YOUR SOLIN GENERATED RECIPE
Grilled Chicken and Quinoa Power Bowl with Roasted Broccoli
A vibrant power bowl featuring perfectly grilled chicken breast layered with fluffy quinoa, roasted broccoli, and a light egg white topping. Finished with crumbled feta and a drizzle of olive oil, this dish offers a satisfying balance of protein, fiber, and zesty flavor.
INGREDIENTS
4 oz Chicken Breast
1/2 cup Cooked Quinoa
1 cup Chopped Broccoli
1 tsp Olive Oil (for roasting)
1/8 cup Crumbled Feta Cheese
1 large Egg White
1 tsp Olive Oil (for dressing)
PREPARATION
Preheat your oven to 425°F. Toss the chopped broccoli with 1 teaspoon of olive oil, a pinch of salt, and pepper.
Spread the broccoli on a baking sheet and roast for 15-20 minutes until tender and slightly charred.
While the broccoli roasts, season the chicken breast with salt, pepper, and your favorite herbs. Grill the chicken over medium heat for 6-7 minutes per side until fully cooked.

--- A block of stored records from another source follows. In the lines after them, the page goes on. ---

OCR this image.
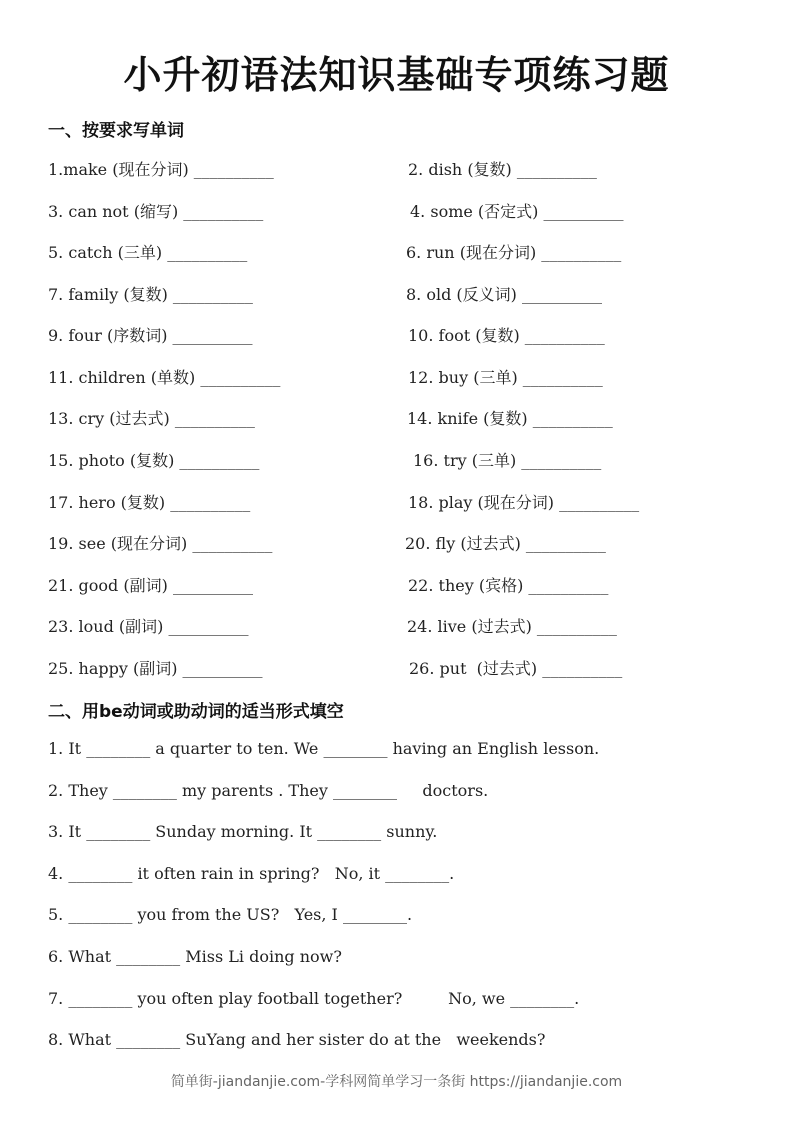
小升初语法知识基础专项练习题
一、按要求写单词
1.make (现在分词) __________	2. dish (复数) __________
3. can not (缩写) __________	4. some (否定式) __________
5. catch (三单) __________	6. run (现在分词) __________
7. family (复数) __________	8. old (反义词) __________
9. four (序数词) __________	10. foot (复数) __________
11. children (单数) __________	12. buy (三单) __________
13. cry (过去式) __________	14. knife (复数) __________
15. photo (复数) __________	16. try (三单) __________
17. hero (复数) __________	18. play (现在分词) __________
19. see (现在分词) __________	20. fly (过去式) __________
21. good (副词) __________	22. they (宾格) __________
23. loud (副词) __________	24. live (过去式) __________
25. happy (副词) __________	26. put  (过去式) __________
二、用be动词或助动词的适当形式填空
1. It ________ a quarter to ten. We ________ having an English lesson.
2. They ________ my parents . They ________     doctors.
3. It ________ Sunday morning. It ________ sunny.
4. ________ it often rain in spring?   No, it ________.
5. ________ you from the US?   Yes, I ________.
6. What ________ Miss Li doing now?
7. ________ you often play football together?         No, we ________.
8. What ________ SuYang and her sister do at the   weekends?
简单街-jiandanjie.com-学科网简单学习一条街 https://jiandanjie.com
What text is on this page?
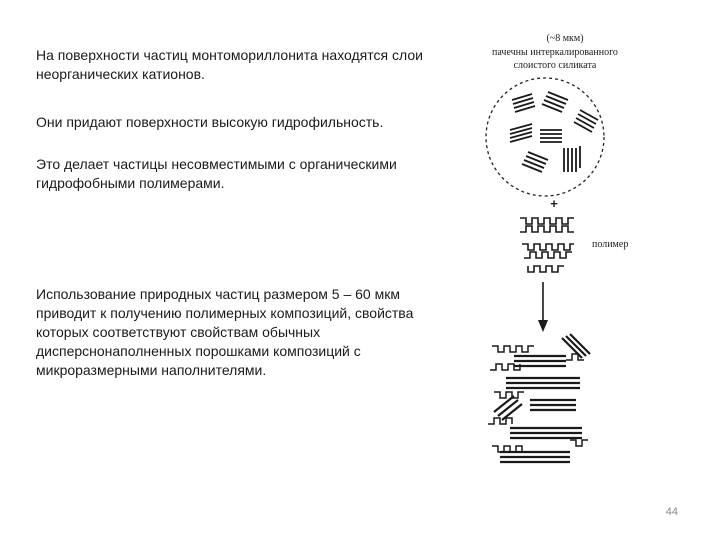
На поверхности частиц монтомориллонита находятся слои неорганических катионов.
Они придают поверхности высокую гидрофильность.
Это делает частицы несовместимыми с органическими гидрофобными полимерами.
Использование природных частиц размером 5 – 60 мкм приводит к получению полимерных композиций, свойства которых соответствуют свойствам обычных дисперснонаполненных порошками композиций с микроразмерными наполнителями.
(~8 мкм)
пачечны интеркалированного
слоистого силиката
+
полимер
44
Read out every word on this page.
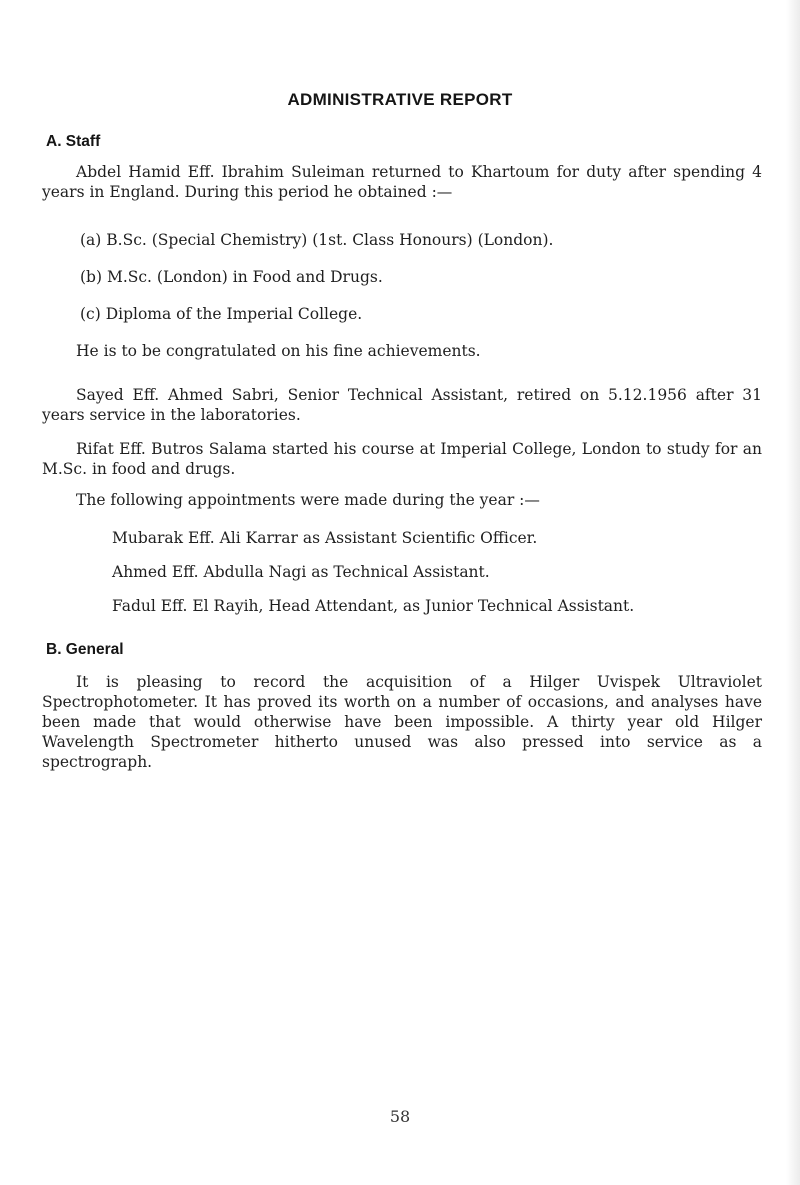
ADMINISTRATIVE REPORT
A. Staff

Abdel Hamid Eff. Ibrahim Suleiman returned to Khartoum for duty after spending 4 years in England. During this period he obtained :—

(a) B.Sc. (Special Chemistry) (1st. Class Honours) (London).

(b) M.Sc. (London) in Food and Drugs.

(c) Diploma of the Imperial College.

He is to be congratulated on his fine achievements.

Sayed Eff. Ahmed Sabri, Senior Technical Assistant, retired on 5.12.1956 after 31 years service in the laboratories.

Rifat Eff. Butros Salama started his course at Imperial College, London to study for an M.Sc. in food and drugs.

The following appointments were made during the year :—

Mubarak Eff. Ali Karrar as Assistant Scientific Officer.

Ahmed Eff. Abdulla Nagi as Technical Assistant.

Fadul Eff. El Rayih, Head Attendant, as Junior Technical Assistant.

B. General

It is pleasing to record the acquisition of a Hilger Uvispek Ultraviolet Spectrophotometer. It has proved its worth on a number of occasions, and analyses have been made that would otherwise have been impossible. A thirty year old Hilger Wavelength Spectrometer hitherto unused was also pressed into service as a spectrograph.

58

Prepare quinoa according to package instructions until fluffy.
Lightly scramble the egg white in a non-stick pan until just set.
Slice the grilled chicken into strips.
Assemble the bowl by layering the quinoa as a base, topping with grilled chicken, roasted broccoli, and scrambled egg white.
Sprinkle the crumbled feta cheese over the bowl and drizzle with an extra teaspoon of olive oil for additional flavor.
Serve warm and enjoy your protein-packed power bowl.